Briand, qui n'avait obtenu qu'avec peine son dernier vote de confiance, crut s'assurer un nouveau bail en reconstituant son ministère (d'où les ministres d'État furent éliminés) et en sacrifiant, du même coup, Joffre à ses détracteurs parlementaires.

Comme il était trop intelligent pour n'en avoir pas un peu d'embarras, il entoura la mesure de toute sorte de témoignages d'estime Joffre reçut le bâton de maréchal, et fut adjoint comme conseiller technique au Comité de guerre qui venait d'être institué..
Le commandement en chef passa à Nivelle, que Joffre avait lui-même éventuellement désigné. Foch fut relégué dans une mission d'études.

L'implication du Maroc. 
Le ministre de la Guerre fut Lyautey qui, depuis 1912, commandait au Maroc. Il était arrivé à Fès en plein soulèvement des Berbères. Un an après, la plus grande partie de l'Empire chérifien était soumise. Au début de la guerre, le gouvernement eût voulu qu'il se repliât à la côte. Il fit prévaloir son avis de maintenir le drapeau tricolore partout où il l'avait planté.

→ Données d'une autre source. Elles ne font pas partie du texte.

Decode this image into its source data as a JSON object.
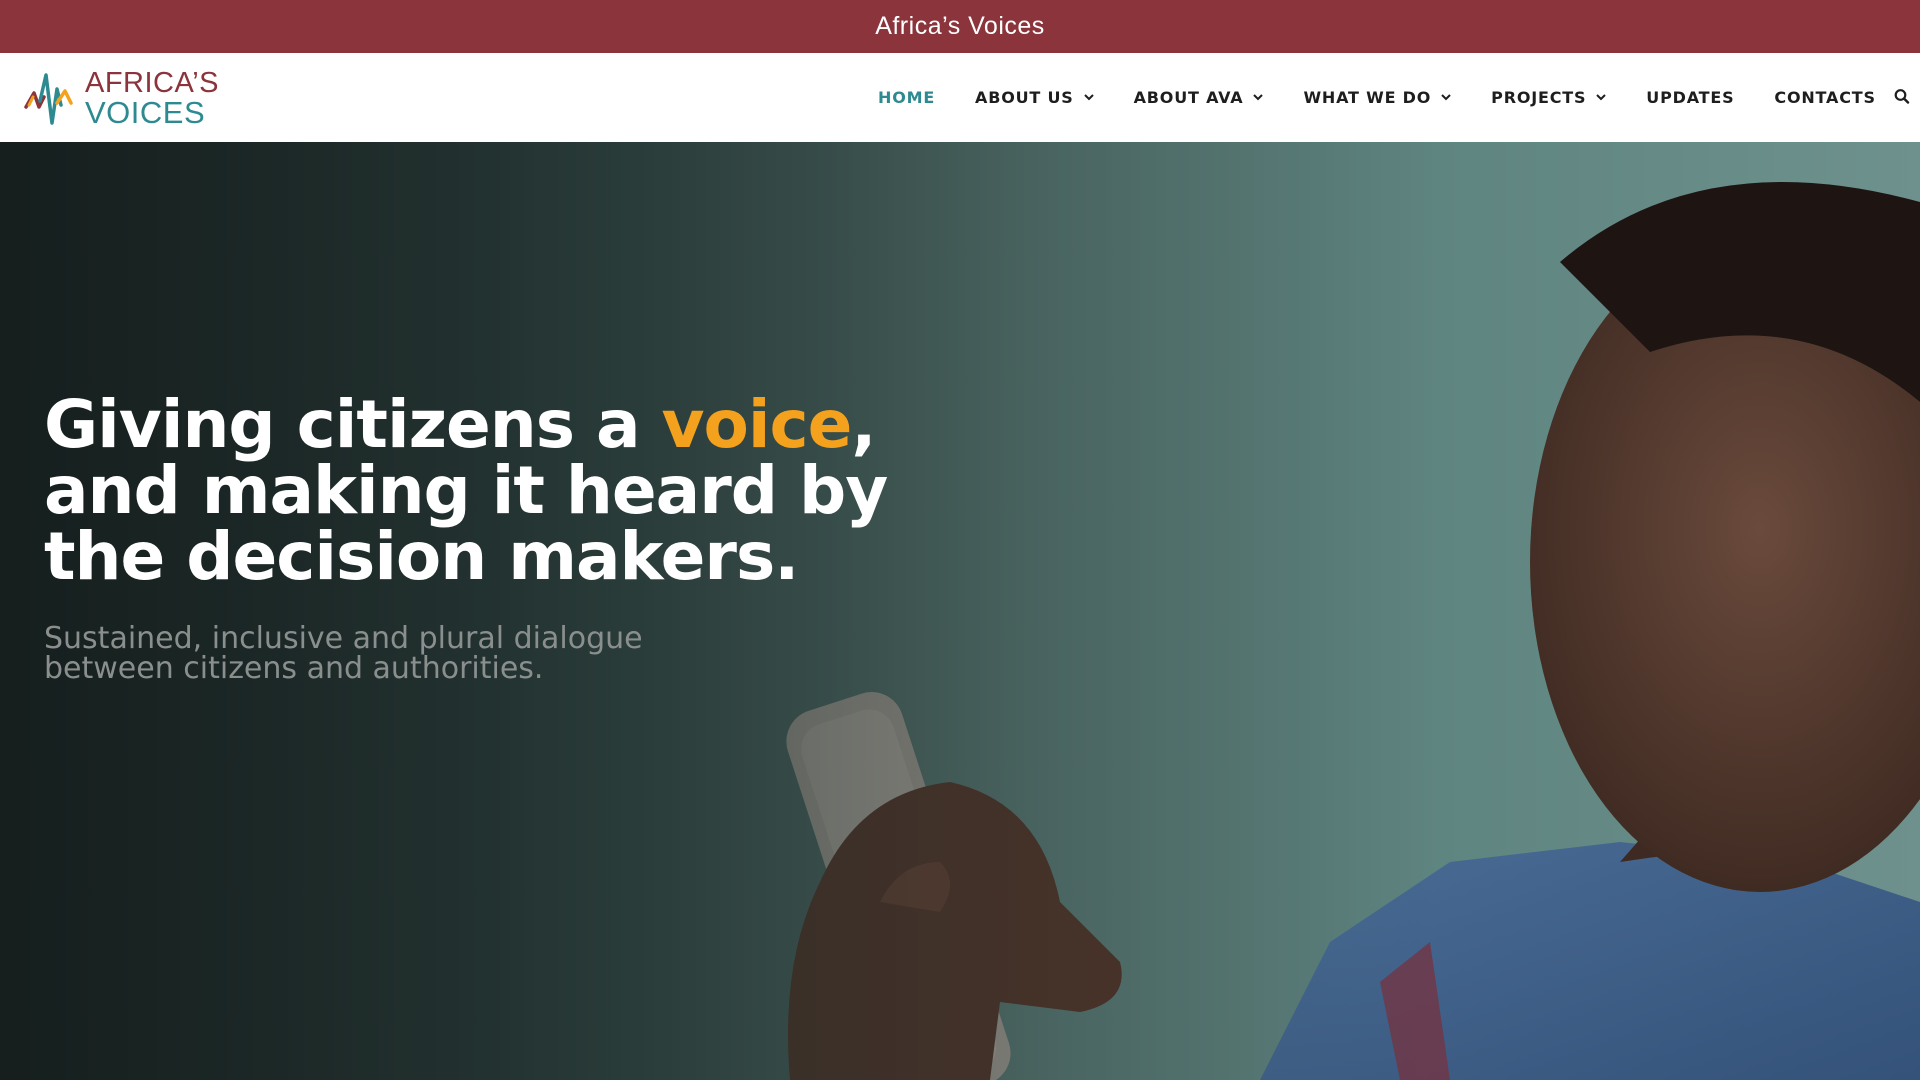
{
  "top_bar": {
    "title": "Africa’s Voices"
  },
  "logo": {
    "line1": "AFRICA’S",
    "line2": "VOICES"
  },
  "nav": {
    "items": [
      {
        "label": "HOME",
        "active": true,
        "dropdown": false
      },
      {
        "label": "ABOUT US",
        "active": false,
        "dropdown": true
      },
      {
        "label": "ABOUT AVA",
        "active": false,
        "dropdown": true
      },
      {
        "label": "WHAT WE DO",
        "active": false,
        "dropdown": true
      },
      {
        "label": "PROJECTS",
        "active": false,
        "dropdown": true
      },
      {
        "label": "UPDATES",
        "active": false,
        "dropdown": false
      },
      {
        "label": "CONTACTS",
        "active": false,
        "dropdown": false
      }
    ],
    "search_icon": "search-icon",
    "dropdown_icon": "chevron-down-icon"
  },
  "hero": {
    "headline": {
      "part1": "Giving citizens a ",
      "highlight": "voice",
      "part2": ", and making it heard by the decision makers."
    },
    "subheading": "Sustained, inclusive and plural dialogue between citizens and authorities.",
    "image": "man-holding-mobile-phone-photo"
  },
  "colors": {
    "brand_red": "#8b343b",
    "brand_teal": "#2e8a91",
    "accent_orange": "#f4a11d",
    "nav_text": "#1e1e1e"
  }
}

Tout en envoyant à la métropole des troupes marocaines en grand nombre, il poursuivit en pleine guerre l'organisation du vaste protectorat. S'il n'eût pas tenu son front du Maroc avec autant d'habileté que d'énergie, tout l'empire africain des Français aurait risqué d'être ébranlé aux profondeurs. (J. Reinach).